Он не был голоден, но еда обычно отвлекала его от неприятных мыслей, поэтому последнее время он постоянно что-нибудь жевал, запивая пищу одной-двумя большими рюмками водки.
Сегодня не помогала и еда. Проклятые мысли буравили мозг, просачивались на язык и выстреливали в воздух трескучими звучными ругательствами.
Профессиональный разведчик, агент с самой большой буквы, с младых ногтей завязанный на осведомительство и подрывную деятельность, он был как никогда близок к провалу и краху своей жизни и карьеры. Прибывший на Запад как политический перебежчик и бывший генерал комитета госбезопасности, он вовсе не был перебежчиком и продолжал оставаться генералом своего ведомства, получая через связника инструкции и жалование в твердой валюте.
Он был венцом коварнейшего плана, годами вынашиваемого спецслужбами своей страны. Ему было оказано высочайшее доверие, на него возложили труднейшую и почетнейшую миссию. Шишаков должен был разложить Запад изнутри. Ему были выделены огромные суммы для организаций оргий, бардаков, публичных совокуплений и безобразий. Он должен был растрясти целомудренных обывателей и вместе с ними всю прогнившую капиталистическую систему. Лишив несправедливое общество привычных устоев, его следовало взорвать изнутри здоровыми силами самого общества, предварительно разбудив их от спячки и нацелив на конкретные действия. Для этого потребовалось новое идеологическое оружие, убойное и внешне абсолютно безобидное, универсальное и грозное, мобилизующее и вдохновляющее угнетенные и обманутые подачками массы на борьбу за социальную справедливость.
Таким оружием стала музыка.
Композиторы многонациональной родины Шишакова, среди которых было немало по-настоящему талантливых людей, десятилетиями создавали бодрящие, зовущие и мобилизующие произведения, которым еще только предстояло сыграть свою роль в деле установления всеобщей гармонии. В один прекрасный день все тонизирующие кантаты, симфонии и просто песни были собраны воедино и заложены в мощнейший компьютер, которому предписывалось выделить ген действенности и, используя его, создать на базе существующего опыта единое убойное произведение, вобравшее в себя весь пыл и жар своих предшественников.

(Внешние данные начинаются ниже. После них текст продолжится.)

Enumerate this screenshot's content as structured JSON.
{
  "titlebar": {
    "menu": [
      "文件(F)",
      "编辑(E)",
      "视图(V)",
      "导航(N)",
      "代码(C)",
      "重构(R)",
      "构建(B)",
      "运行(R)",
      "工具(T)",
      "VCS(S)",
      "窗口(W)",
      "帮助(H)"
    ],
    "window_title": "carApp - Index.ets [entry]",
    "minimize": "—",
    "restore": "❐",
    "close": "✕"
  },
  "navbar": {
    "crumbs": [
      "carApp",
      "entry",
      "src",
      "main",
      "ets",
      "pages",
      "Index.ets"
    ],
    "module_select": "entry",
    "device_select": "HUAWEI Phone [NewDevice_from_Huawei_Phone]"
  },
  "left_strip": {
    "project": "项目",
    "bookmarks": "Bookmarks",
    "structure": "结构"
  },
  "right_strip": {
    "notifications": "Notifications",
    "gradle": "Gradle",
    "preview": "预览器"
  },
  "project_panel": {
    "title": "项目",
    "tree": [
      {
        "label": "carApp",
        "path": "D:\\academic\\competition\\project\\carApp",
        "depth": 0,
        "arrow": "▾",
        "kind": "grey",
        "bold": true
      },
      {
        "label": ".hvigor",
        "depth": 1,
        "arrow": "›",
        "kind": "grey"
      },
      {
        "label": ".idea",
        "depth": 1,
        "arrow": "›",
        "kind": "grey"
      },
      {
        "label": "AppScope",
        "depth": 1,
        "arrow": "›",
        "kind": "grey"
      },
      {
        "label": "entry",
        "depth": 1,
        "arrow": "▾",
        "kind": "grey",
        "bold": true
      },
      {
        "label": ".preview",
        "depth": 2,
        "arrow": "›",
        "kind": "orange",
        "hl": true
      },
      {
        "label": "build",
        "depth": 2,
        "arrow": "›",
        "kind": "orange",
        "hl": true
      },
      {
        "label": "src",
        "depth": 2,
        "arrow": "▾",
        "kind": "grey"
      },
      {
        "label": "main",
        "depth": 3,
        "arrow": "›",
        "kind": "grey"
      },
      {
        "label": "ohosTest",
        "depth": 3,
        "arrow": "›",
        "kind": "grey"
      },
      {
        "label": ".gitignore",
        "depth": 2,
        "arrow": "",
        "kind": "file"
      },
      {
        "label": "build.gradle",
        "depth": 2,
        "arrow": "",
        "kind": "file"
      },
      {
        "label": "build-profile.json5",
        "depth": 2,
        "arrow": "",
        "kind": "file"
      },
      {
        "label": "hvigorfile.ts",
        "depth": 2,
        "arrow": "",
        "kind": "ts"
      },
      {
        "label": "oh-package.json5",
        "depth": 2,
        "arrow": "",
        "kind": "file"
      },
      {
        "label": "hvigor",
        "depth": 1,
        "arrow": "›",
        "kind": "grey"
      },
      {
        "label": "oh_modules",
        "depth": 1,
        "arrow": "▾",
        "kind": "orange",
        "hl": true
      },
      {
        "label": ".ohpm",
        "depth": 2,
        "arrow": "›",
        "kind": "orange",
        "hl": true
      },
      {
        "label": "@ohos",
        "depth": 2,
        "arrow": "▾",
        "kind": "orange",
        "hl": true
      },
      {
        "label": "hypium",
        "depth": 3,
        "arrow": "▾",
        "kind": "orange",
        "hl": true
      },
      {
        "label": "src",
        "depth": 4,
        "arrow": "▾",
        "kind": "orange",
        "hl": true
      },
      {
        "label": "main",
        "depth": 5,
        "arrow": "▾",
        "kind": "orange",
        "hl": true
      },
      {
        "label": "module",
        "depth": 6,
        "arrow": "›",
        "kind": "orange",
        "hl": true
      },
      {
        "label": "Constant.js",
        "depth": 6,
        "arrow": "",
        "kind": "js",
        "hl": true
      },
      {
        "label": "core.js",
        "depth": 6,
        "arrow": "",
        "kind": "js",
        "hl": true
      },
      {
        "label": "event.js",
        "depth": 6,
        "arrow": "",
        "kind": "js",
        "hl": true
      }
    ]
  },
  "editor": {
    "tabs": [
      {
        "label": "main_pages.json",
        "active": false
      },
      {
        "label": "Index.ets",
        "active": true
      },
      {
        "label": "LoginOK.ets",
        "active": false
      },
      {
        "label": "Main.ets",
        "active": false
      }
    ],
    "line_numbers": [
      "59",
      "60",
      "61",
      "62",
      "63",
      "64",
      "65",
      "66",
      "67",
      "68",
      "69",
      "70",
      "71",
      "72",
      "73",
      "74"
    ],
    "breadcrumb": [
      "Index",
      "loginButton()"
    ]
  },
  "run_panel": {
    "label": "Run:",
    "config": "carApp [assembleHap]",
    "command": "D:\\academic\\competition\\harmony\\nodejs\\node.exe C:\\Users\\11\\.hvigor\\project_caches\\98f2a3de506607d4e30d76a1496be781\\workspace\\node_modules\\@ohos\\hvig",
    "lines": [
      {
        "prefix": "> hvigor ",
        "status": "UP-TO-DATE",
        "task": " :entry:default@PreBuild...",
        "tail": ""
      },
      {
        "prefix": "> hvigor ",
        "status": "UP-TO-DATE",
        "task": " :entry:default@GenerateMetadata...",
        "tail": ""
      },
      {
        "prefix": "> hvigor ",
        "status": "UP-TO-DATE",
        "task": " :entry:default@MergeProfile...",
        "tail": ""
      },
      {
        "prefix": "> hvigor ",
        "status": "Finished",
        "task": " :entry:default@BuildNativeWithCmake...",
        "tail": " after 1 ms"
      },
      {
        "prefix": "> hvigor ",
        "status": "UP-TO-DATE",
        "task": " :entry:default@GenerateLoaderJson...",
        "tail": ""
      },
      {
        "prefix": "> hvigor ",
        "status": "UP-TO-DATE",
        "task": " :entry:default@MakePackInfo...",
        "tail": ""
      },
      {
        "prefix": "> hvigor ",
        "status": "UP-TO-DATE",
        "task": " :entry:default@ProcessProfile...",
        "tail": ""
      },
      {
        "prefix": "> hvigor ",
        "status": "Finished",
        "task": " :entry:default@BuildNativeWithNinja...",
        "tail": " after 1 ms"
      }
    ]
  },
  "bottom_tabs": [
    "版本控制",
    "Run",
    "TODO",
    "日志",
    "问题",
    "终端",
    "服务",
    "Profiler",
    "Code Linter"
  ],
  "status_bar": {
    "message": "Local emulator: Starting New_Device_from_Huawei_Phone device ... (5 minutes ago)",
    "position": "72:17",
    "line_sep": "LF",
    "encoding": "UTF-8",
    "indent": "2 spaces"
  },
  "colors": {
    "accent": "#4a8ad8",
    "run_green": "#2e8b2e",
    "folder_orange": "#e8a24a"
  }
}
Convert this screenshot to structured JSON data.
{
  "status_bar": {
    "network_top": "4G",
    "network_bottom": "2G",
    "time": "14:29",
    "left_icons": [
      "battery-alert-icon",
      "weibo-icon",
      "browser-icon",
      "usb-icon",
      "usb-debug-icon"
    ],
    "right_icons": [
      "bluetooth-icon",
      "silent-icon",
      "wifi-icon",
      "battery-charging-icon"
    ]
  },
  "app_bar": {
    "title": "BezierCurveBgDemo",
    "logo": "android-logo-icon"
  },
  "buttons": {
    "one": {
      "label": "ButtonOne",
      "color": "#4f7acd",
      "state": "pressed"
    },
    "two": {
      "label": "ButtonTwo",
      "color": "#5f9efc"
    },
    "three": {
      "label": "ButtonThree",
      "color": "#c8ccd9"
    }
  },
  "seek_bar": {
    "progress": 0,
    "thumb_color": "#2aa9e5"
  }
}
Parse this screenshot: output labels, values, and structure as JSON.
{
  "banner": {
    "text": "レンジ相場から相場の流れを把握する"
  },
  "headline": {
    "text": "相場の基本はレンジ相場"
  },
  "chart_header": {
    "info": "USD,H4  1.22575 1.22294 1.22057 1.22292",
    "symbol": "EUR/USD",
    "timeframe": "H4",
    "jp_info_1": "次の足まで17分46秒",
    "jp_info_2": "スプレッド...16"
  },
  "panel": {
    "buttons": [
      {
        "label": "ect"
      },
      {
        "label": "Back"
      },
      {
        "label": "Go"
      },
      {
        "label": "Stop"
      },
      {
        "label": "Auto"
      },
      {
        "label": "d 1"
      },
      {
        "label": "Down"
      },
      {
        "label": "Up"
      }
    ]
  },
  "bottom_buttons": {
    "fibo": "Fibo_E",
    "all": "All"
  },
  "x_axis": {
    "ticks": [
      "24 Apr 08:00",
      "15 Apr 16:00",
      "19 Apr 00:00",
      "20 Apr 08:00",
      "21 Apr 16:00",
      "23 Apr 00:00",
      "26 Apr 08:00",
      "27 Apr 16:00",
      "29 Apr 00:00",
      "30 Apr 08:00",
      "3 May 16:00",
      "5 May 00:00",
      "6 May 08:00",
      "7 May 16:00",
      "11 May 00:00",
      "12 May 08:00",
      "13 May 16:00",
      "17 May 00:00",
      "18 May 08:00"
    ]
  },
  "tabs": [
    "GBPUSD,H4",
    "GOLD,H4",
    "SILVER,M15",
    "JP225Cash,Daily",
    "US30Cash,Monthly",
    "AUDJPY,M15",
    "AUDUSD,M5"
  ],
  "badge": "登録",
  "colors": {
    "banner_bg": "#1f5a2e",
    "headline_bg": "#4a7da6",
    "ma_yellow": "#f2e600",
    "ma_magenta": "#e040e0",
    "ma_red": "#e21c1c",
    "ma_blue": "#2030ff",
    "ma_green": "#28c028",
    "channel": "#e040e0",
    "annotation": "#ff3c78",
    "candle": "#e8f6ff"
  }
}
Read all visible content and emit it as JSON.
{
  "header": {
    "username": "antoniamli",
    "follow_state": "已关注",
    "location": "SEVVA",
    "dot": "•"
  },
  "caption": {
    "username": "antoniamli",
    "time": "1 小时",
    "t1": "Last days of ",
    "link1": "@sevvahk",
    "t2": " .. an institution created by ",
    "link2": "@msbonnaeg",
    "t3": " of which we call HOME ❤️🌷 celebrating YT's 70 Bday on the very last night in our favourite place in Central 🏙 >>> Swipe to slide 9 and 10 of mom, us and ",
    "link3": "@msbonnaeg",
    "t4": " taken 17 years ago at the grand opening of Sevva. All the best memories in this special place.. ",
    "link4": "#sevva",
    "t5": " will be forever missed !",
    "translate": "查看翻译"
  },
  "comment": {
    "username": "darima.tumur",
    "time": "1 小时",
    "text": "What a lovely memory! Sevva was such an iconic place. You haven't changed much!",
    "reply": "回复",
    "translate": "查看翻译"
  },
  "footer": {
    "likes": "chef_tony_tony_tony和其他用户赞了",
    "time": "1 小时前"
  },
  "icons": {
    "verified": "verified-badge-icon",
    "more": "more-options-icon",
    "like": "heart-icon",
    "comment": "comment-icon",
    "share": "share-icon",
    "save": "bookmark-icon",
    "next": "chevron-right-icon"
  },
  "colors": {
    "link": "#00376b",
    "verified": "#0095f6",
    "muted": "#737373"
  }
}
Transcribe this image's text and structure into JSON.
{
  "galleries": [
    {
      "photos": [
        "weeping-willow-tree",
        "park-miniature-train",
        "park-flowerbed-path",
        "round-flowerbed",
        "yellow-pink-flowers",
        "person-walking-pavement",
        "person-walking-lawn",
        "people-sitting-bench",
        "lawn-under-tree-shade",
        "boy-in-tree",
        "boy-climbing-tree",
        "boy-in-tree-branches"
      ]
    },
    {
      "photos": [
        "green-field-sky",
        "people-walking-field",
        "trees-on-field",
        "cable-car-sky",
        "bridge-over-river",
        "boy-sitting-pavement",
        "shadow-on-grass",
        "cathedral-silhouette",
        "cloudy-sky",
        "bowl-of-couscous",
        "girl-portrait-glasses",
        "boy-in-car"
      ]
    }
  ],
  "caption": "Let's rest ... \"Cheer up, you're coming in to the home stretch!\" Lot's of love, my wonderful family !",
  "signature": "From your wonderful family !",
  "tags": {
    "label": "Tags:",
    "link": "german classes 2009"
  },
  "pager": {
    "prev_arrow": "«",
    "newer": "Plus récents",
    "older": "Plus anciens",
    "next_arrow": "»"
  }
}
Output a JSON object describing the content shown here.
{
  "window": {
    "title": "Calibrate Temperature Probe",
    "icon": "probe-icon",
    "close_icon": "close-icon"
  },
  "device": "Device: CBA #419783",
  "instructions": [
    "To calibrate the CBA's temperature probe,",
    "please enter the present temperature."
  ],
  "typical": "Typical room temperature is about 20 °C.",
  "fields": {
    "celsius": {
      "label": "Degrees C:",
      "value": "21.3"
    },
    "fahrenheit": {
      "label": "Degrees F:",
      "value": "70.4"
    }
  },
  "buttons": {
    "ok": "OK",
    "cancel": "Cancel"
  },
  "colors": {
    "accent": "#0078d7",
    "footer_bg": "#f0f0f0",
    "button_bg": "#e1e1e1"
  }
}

ВЕЩЬ была успешно синтезирована и получила форму оперы, эксперименты, проведенные на крысах и добровольцах, дали обнадеживающие результаты Тот же компьютер за полчаса набросал незамысловатое, не слишком бросающееся в глаза либретто. Шишаков, когда-то учившийся в музыкальной школе, был вызван к председателю комитета, где и принял оперу как свою.
Через несколько дней с толстым нотным альбомом под мышкой он незаметно пересек границу и направился вглубь вражеской территории.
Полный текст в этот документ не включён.